In November, San Francisco-based Sirna Therapeutics Inc. started the world's first clinical study of a chemically optimized siRNA, Sirna-027, to treat patients with wet age-related macular degeneration. Interim results presented in May showed that Sirna-027 was safe and well tolerated, with no systemic or local adverse events, and all patients tested experienced visual acuity stabilization, while almost half had improvement in their vision.

But some up and coming antisense drugs also have shown positive results, at least in early trials. In the summer, Portland, Ore.-based AVI BioPharma said studies conducted at the Scripps Research Institute in La Jolla, Calif., showed its Neugene third-generation antisense compounds were able to inhibit infection by the severe acute respiratory syndrome coronavirus. The company also submitted an investigational new drug application to the FDA for AVI-4065 to treat hepatitis C virus. And its lead antisense compound, Resten-NG, is expected to enter Phase III after Phase II data showed statistically significant efficacy in preventing restenosis.
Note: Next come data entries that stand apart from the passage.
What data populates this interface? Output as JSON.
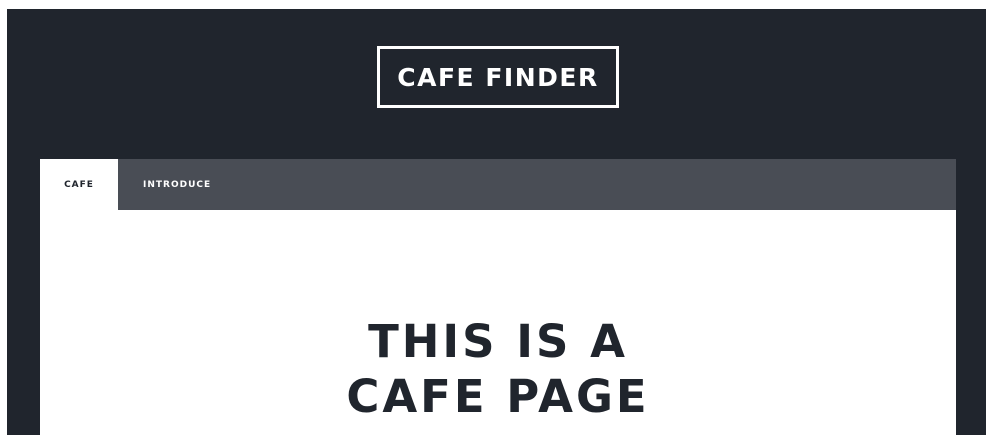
{
  "header": {
    "logo_text": "CAFE FINDER"
  },
  "tabs": [
    {
      "label": "CAFE",
      "active": true
    },
    {
      "label": "INTRODUCE",
      "active": false
    }
  ],
  "hero": {
    "line1": "THIS IS A",
    "line2": "CAFE PAGE"
  },
  "colors": {
    "background": "#20252d",
    "tabbar": "#494d55",
    "card": "#ffffff",
    "text_dark": "#20252d",
    "text_light": "#ffffff"
  }
}
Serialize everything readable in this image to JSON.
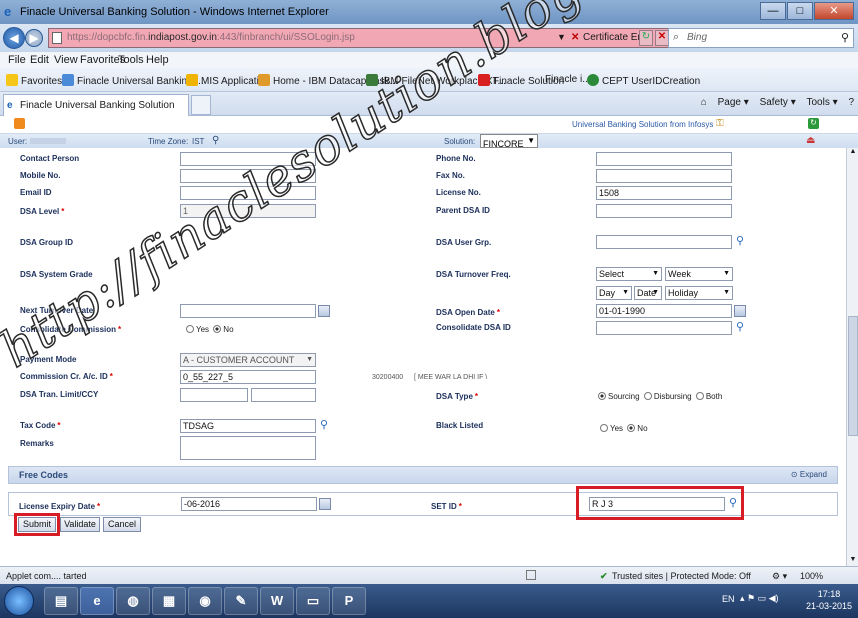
{
  "window": {
    "title": "Finacle Universal Banking Solution - Windows Internet Explorer",
    "minimize": "—",
    "maximize": "□",
    "close": "✕"
  },
  "address": {
    "url_prefix": "https://",
    "url_blur1": "dopcbfc.fin.",
    "url_host": "indiapost.gov.in",
    "url_blur2": ":443/finbranch/ui/SSOLogin.jsp",
    "cert_error": "Certificate Error",
    "search_placeholder": "Bing"
  },
  "menu": [
    "File",
    "Edit",
    "View",
    "Favorites",
    "Tools",
    "Help"
  ],
  "favorites": [
    {
      "label": "Favorites",
      "color": "#f5c518"
    },
    {
      "label": "Finacle Universal Banking ...",
      "color": "#4a8ad8"
    },
    {
      "label": "MIS Application",
      "color": "#f0b400"
    },
    {
      "label": "Home - IBM Datacap Task...",
      "color": "#e09a2a"
    },
    {
      "label": "IBM FileNet Workplace XT...",
      "color": "#3a7a3a"
    },
    {
      "label": "Finacle Solution",
      "color": "#d82020"
    },
    {
      "label": "Finacle i...",
      "color": "#6a6a6a"
    },
    {
      "label": "CEPT UserIDCreation",
      "color": "#2a8a3a"
    }
  ],
  "tab": {
    "label": "Finacle Universal Banking Solution"
  },
  "commands": [
    "Page ▾",
    "Safety ▾",
    "Tools ▾",
    "?"
  ],
  "app": {
    "brand": "Universal Banking Solution from Infosys",
    "user_label": "User:",
    "timezone_label": "Time Zone:",
    "timezone_value": "IST",
    "solution_label": "Solution:",
    "solution_value": "FINCORE"
  },
  "form": {
    "contact_person": {
      "label": "Contact Person",
      "value": ""
    },
    "phone_no": {
      "label": "Phone No.",
      "value": ""
    },
    "mobile_no": {
      "label": "Mobile No.",
      "value": ""
    },
    "fax_no": {
      "label": "Fax No.",
      "value": ""
    },
    "email_id": {
      "label": "Email ID",
      "value": ""
    },
    "license_no": {
      "label": "License No.",
      "value": "1508"
    },
    "dsa_level": {
      "label": "DSA Level",
      "value": "1"
    },
    "parent_dsa_id": {
      "label": "Parent DSA ID",
      "value": ""
    },
    "dsa_group_id": {
      "label": "DSA Group ID"
    },
    "dsa_user_grp": {
      "label": "DSA User Grp.",
      "value": ""
    },
    "dsa_system_grade": {
      "label": "DSA System Grade"
    },
    "dsa_turnover_freq": {
      "label": "DSA Turnover Freq.",
      "select1": "Select",
      "select2": "Week",
      "select3": "Day",
      "select4": "Date",
      "select5": "Holiday"
    },
    "next_turnover_date": {
      "label": "Next Turnover Date",
      "value": ""
    },
    "dsa_open_date": {
      "label": "DSA Open Date",
      "value": "01-01-1990"
    },
    "consolidate_commission": {
      "label": "Consolidate Commission",
      "yes": "Yes",
      "no": "No",
      "selected": "No"
    },
    "consolidate_dsa_id": {
      "label": "Consolidate DSA ID",
      "value": ""
    },
    "payment_mode": {
      "label": "Payment Mode",
      "value": "A - CUSTOMER ACCOUNT"
    },
    "commission_acid": {
      "label": "Commission Cr. A/c. ID",
      "value": "0_55_227_5",
      "desc_code": "30200400",
      "desc_text": "[ MEE WAR LA  DHI IF \\"
    },
    "dsa_tran_limit": {
      "label": "DSA Tran. Limit/CCY",
      "value": ""
    },
    "dsa_type": {
      "label": "DSA Type",
      "opt1": "Sourcing",
      "opt2": "Disbursing",
      "opt3": "Both",
      "selected": "Sourcing"
    },
    "tax_code": {
      "label": "Tax Code",
      "value": "TDSAG"
    },
    "black_listed": {
      "label": "Black Listed",
      "yes": "Yes",
      "no": "No",
      "selected": "No"
    },
    "remarks": {
      "label": "Remarks",
      "value": ""
    },
    "free_codes": {
      "label": "Free Codes",
      "expand": "Expand"
    },
    "license_expiry_date": {
      "label": "License Expiry Date",
      "value": "-06-2016"
    },
    "set_id": {
      "label": "SET ID",
      "value": "R J 3"
    }
  },
  "buttons": {
    "submit": "Submit",
    "validate": "Validate",
    "cancel": "Cancel"
  },
  "status": {
    "left": "Applet com.... tarted",
    "zone": "Trusted sites | Protected Mode: Off",
    "zoom": "100%"
  },
  "taskbar": {
    "lang": "EN",
    "time": "17:18",
    "date": "21-03-2015"
  },
  "watermark": "http://finaclesolution.blogspot.in/",
  "colors": {
    "highlight_red": "#d81c25",
    "url_error_bg": "#f2a8b4"
  }
}
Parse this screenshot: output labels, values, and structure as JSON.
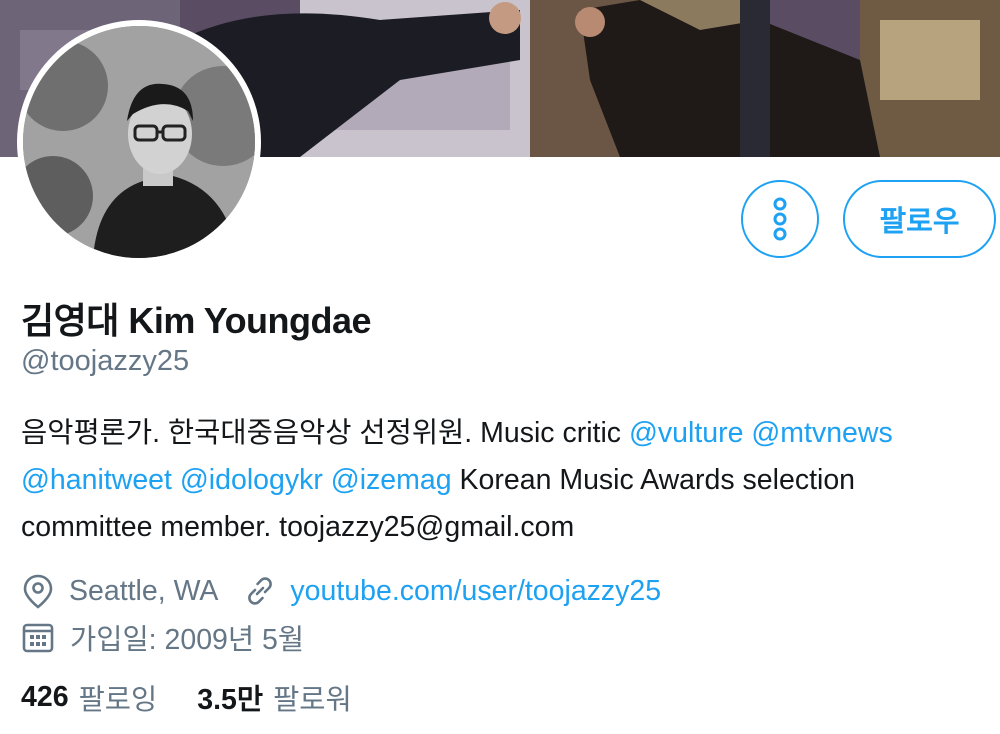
{
  "profile": {
    "name": "김영대 Kim Youngdae",
    "handle": "@toojazzy25",
    "follow_label": "팔로우"
  },
  "bio": {
    "line1_text": "음악평론가. 한국대중음악상 선정위원. Music critic ",
    "line1_mention1": "@vulture",
    "line1_mention2": "@mtvnews",
    "line2_mention1": "@hanitweet",
    "line2_mention2": "@idologykr",
    "line2_mention3": "@izemag",
    "line2_text": " Korean Music Awards selection",
    "line3_text": "committee member. toojazzy25@gmail.com"
  },
  "meta": {
    "location": "Seattle, WA",
    "website": "youtube.com/user/toojazzy25",
    "joined": "가입일: 2009년 5월"
  },
  "stats": {
    "following_count": "426",
    "following_label": "팔로잉",
    "followers_count": "3.5만",
    "followers_label": "팔로워"
  },
  "icons": {
    "more": "more-vertical-icon",
    "location": "location-pin-icon",
    "link": "link-icon",
    "calendar": "calendar-icon"
  },
  "colors": {
    "accent": "#1da1f2",
    "text": "#14171a",
    "secondary": "#657786"
  }
}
There is still promise in the field, analysts say.

"It's not unlike antibodies. Everybody loves them now," Monane said. "But the first-generation antibodies were murine antibodies. They were non-human."

The murine antibodies evolved into humanized antibodies, which led to that field's light bulb, Herceptin. South San Francisco-based Genentech Inc.'s drug became the first humanized antibody approved in 1998 to treat HER2+ metastatic breast cancer.

It would be unwise to misconstrue a strategic move by Isis to focus on RNAi as the end to all antisense therapies.

"It's the next step in evolution," Monane said. "And I think that's what we're seeing in antisense and RNA medicines. So I don't think it's fair to say that antisense is dead. RNA medicine is the umbrella now in thinking about these kinds of therapies."